Notes from Leap Day, 2008

Hi again, Chandler here writing on Leap Day, Feb. 29, 2008.

Some of our customers are still buried in snow. Bennett, who writes many of our scripts and is the Gecko’s voice, reports his Mom is expecting to be snowed in New England this weekend by another blizzard. March will come in like a lion. But the funny thing is other customers are feeling a Spring awakening already. My kids here in California just got the season’s first grass stains on their pants yesterday playing in the yard. If any of you reading this have a good inexpensive remedy for removing grass stains, please write in and let me know it!

My youngest, Cooper, has been speaking in sentences since the New Year began (thanks to those of you who asked after him), and my second, Ollie, tells me he will grow up to be the doctor for the whole city. He has the kind of personality that makes me believe he probably will. Otis, my oldest,  seems inclined toward Rock Star. What are your kids interested in? Write in and let us know. HAPPY LEAP DAY!

How do they do it? What’s their secret?

Every year, the Cooke-Chandler clan gathers for the annual Christmas family photo. Many of our freinds and family ask about the process of this photo. So, the following is a behind the scene look at the Organizational genus of the Cooke-Chandler Matriarch team leadership. In this scene, displaying calm in the center of the storm, Chandler, entering from the right and Brenda, my wife, seated center, discuss what needs to happen next. Allen Cooke, Chandler’s brother, standing top left, studies last year’s photo and discusses with Pat Chandler, Chandler’s husband, to his left, how it should really unfold. Me, Bob Cooke, Chandler’s dad, seated center, seem to be talking to an empty space in the chair. Please notice that no one seems to be paying attention to the Patriarch side of the Cooke-Chandler leadership. Humm, wonder why?

Post Christmas Post

It’s a lazy day after Christmas.  The kids are  busy, busy, busy with all their loot, people are grazing on Christmas left overs, I’m returning customer support calls. Then the baby gets sick and throws up all over his bed. We assemble a crisis team. Hubby hands out plastic gloves; I strip baby down and bath him in the laundry room sink.  Hubby takes the crib apart, hand washes everything and starts the first of five loads for the washer.  An hour later, baby is clean, happy and eating a cracker.  Then, he throws up again…and again.

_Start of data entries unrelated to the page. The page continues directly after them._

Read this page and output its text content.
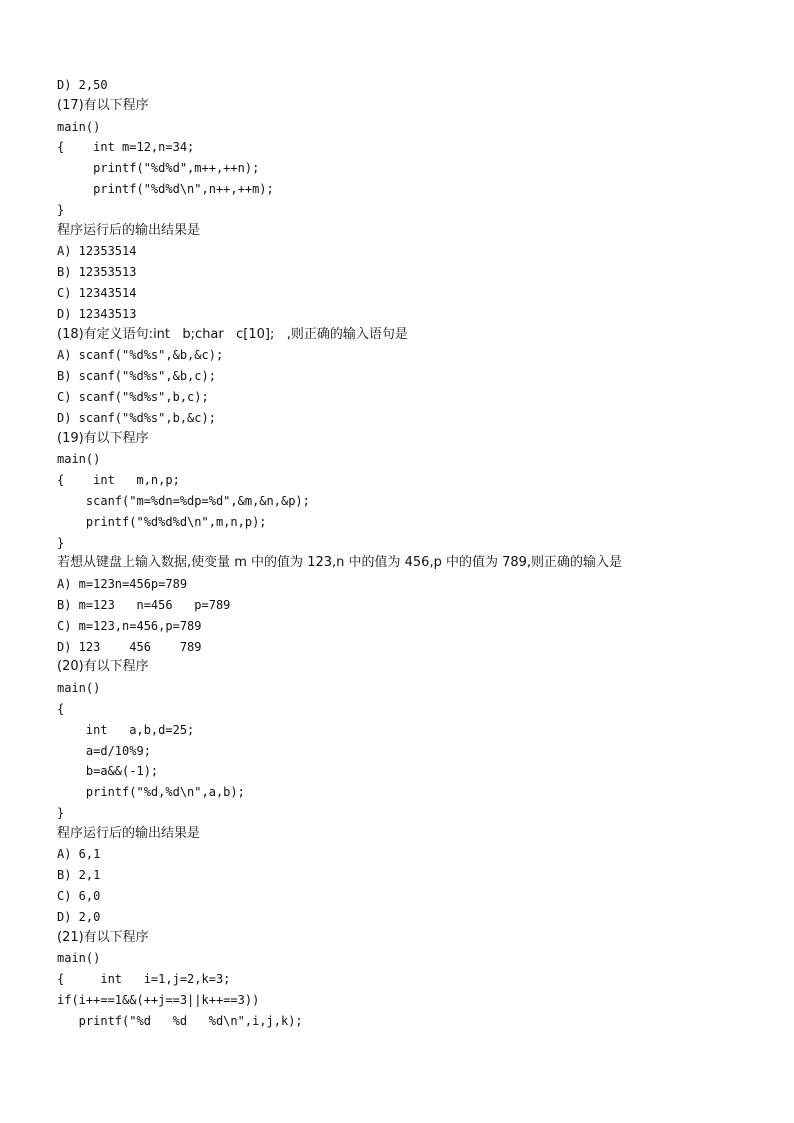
D) 2,50
(17)有以下程序
main()
{    int m=12,n=34;
printf("%d%d",m++,++n);
printf("%d%d\n",n++,++m);
}
程序运行后的输出结果是
A) 12353514
B) 12353513
C) 12343514
D) 12343513
(18)有定义语句:int   b;char   c[10];   ,则正确的输入语句是
A) scanf("%d%s",&b,&c);
B) scanf("%d%s",&b,c);
C) scanf("%d%s",b,c);
D) scanf("%d%s",b,&c);
(19)有以下程序
main()
{    int   m,n,p;
scanf("m=%dn=%dp=%d",&m,&n,&p);
printf("%d%d%d\n",m,n,p);
}
若想从键盘上输入数据,使变量 m 中的值为 123,n 中的值为 456,p 中的值为 789,则正确的输入是
A) m=123n=456p=789
B) m=123   n=456   p=789
C) m=123,n=456,p=789
D) 123    456    789
(20)有以下程序
main()
{
int   a,b,d=25;
a=d/10%9;
b=a&&(-1);
printf("%d,%d\n",a,b);
}
程序运行后的输出结果是
A) 6,1
B) 2,1
C) 6,0
D) 2,0
(21)有以下程序
main()
{     int   i=1,j=2,k=3;
if(i++==1&&(++j==3||k++==3))
printf("%d   %d   %d\n",i,j,k);
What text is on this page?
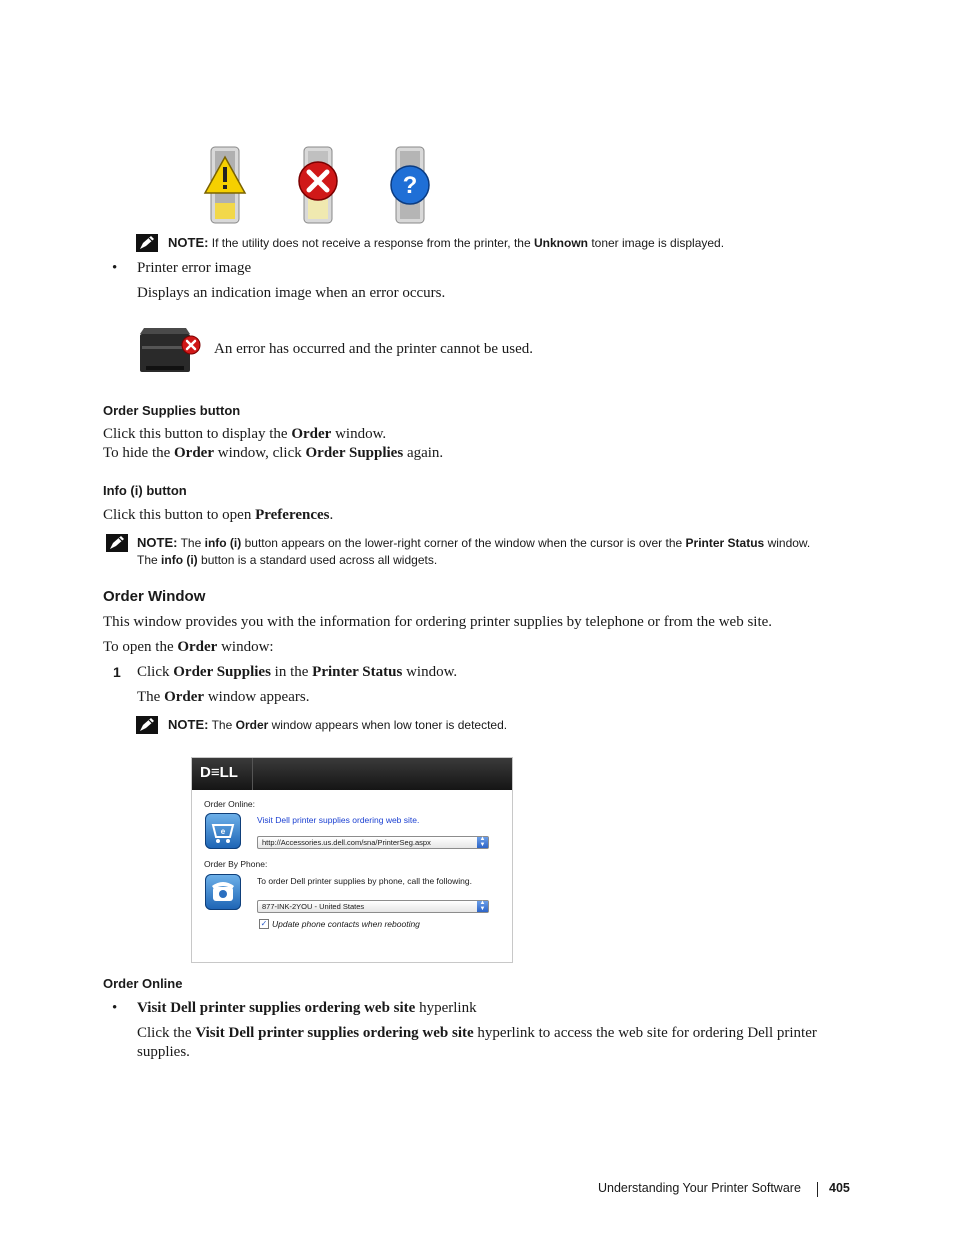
?
NOTE: If the utility does not receive a response from the printer, the Unknown toner image is displayed.
• Printer error image
Displays an indication image when an error occurs.
An error has occurred and the printer cannot be used.
Order Supplies button
Click this button to display the Order window.
To hide the Order window, click Order Supplies again.
Info (i) button
Click this button to open Preferences.
NOTE: The info (i) button appears on the lower-right corner of the window when the cursor is over the Printer Status window.
The info (i) button is a standard used across all widgets.
Order Window
This window provides you with the information for ordering printer supplies by telephone or from the web site.
To open the Order window:
1 Click Order Supplies in the Printer Status window.
The Order window appears.
NOTE: The Order window appears when low toner is detected.
D≡LL
Order Online:
e
Visit Dell printer supplies ordering web site.
http://Accessories.us.dell.com/sna/PrinterSeg.aspx	▲
▼
Order By Phone:
To order Dell printer supplies by phone, call the following.
877-INK-2YOU - United States	▲
▼
✓ Update phone contacts when rebooting
Order Online
• Visit Dell printer supplies ordering web site hyperlink
Click the Visit Dell printer supplies ordering web site hyperlink to access the web site for ordering Dell printer
supplies.
Understanding Your Printer Software 405
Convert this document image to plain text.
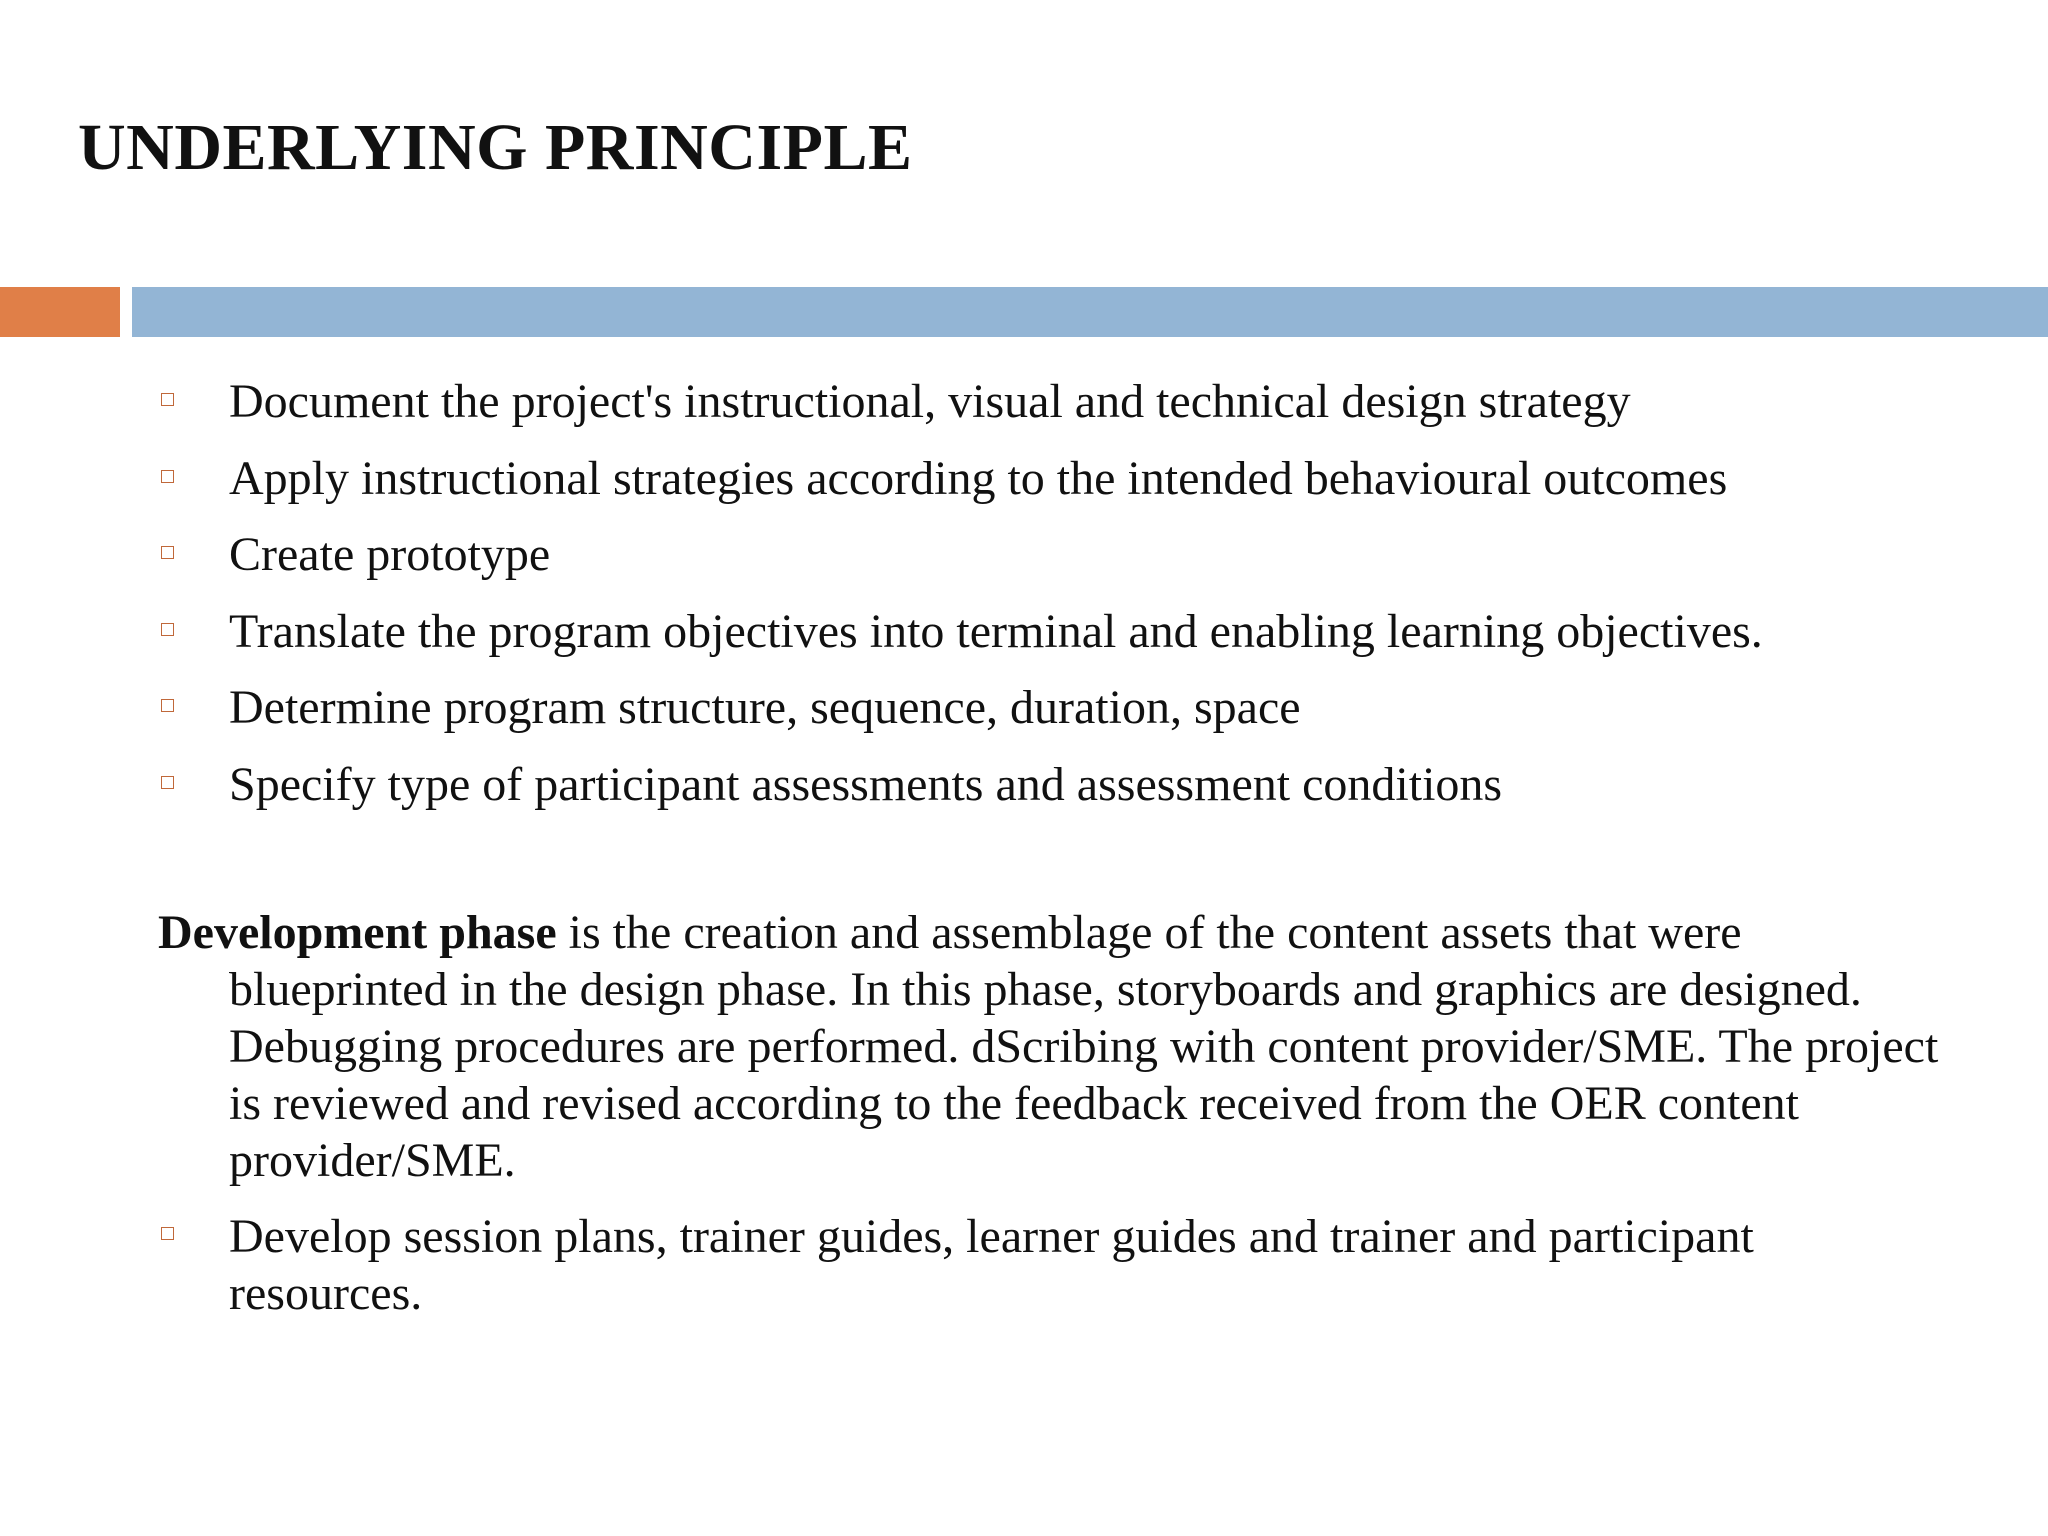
UNDERLYING PRINCIPLE
Document the project's instructional, visual and technical design strategy
Apply instructional strategies according to the intended behavioural outcomes
Create prototype
Translate the program objectives into terminal and enabling learning objectives.
Determine program structure, sequence, duration, space
Specify type of participant assessments and assessment conditions

Development phase is the creation and assemblage of the content assets that were blueprinted in the design phase. In this phase, storyboards and graphics are designed. Debugging procedures are performed. dScribing with content provider/SME. The project is reviewed and revised according to the feedback received from the OER content provider/SME.

Develop session plans, trainer guides, learner guides and trainer and participant resources.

After a second round of commando cleanup, the Christmas Honeybaked ham isn’t looking so good. Happily I put it back in the fridge and opt for some water.

My other two sons are still in their pajamas  – a luxury that only happens a few days a year when a family of five has no place to be.  After four hours of Guitar Hero, I decide the ten year old needs a break.  I have a few hundred hours of arcade games behind me.  That’s right, I tell my son and nephew, I had to put a quarter in for every single game I played and I played A LOT.  “That’s lame,” one replies unsympathetically.  They don’t know who their dealing with. I slip the strap over my shoulder and choose  “Rock Me All Night Long”.  The kids start snickering. Strumming proves to be a bit of a challenge but I’m getting the hang of it, I think, until I am being booed off Guitar Hero’s stage.  The sting is real as my laughing ten-year old son takes the guitar back to start his hundredth song. He strums it like a pro hitting every note perfectly. I vow to practice when the kids are sleeping.
With the baby back in bed safely, with lots of clothes and no covers (five loads from vomit and five normal family loads are my limit), I  move on to try the three-year old’s toys.  Sesame Street games, building sets, train sets and more train stuff; I’m already bored.  You do have to fake it until you make it when you have Thomas the Train fans in the house.  I start drooling worse than my toddler, who drooled worse than a Saint Bernard.

I’m yearning to try Guitar Hero again.  Of course I’ll have my spotlight alone tonight when the kids are passed out from the results of hyper consumerism.  The moonlight is here and the family room is getting ready for Mama’s descent into Rock stardom. Of course that’s assuming the baby is sleeping soundly too.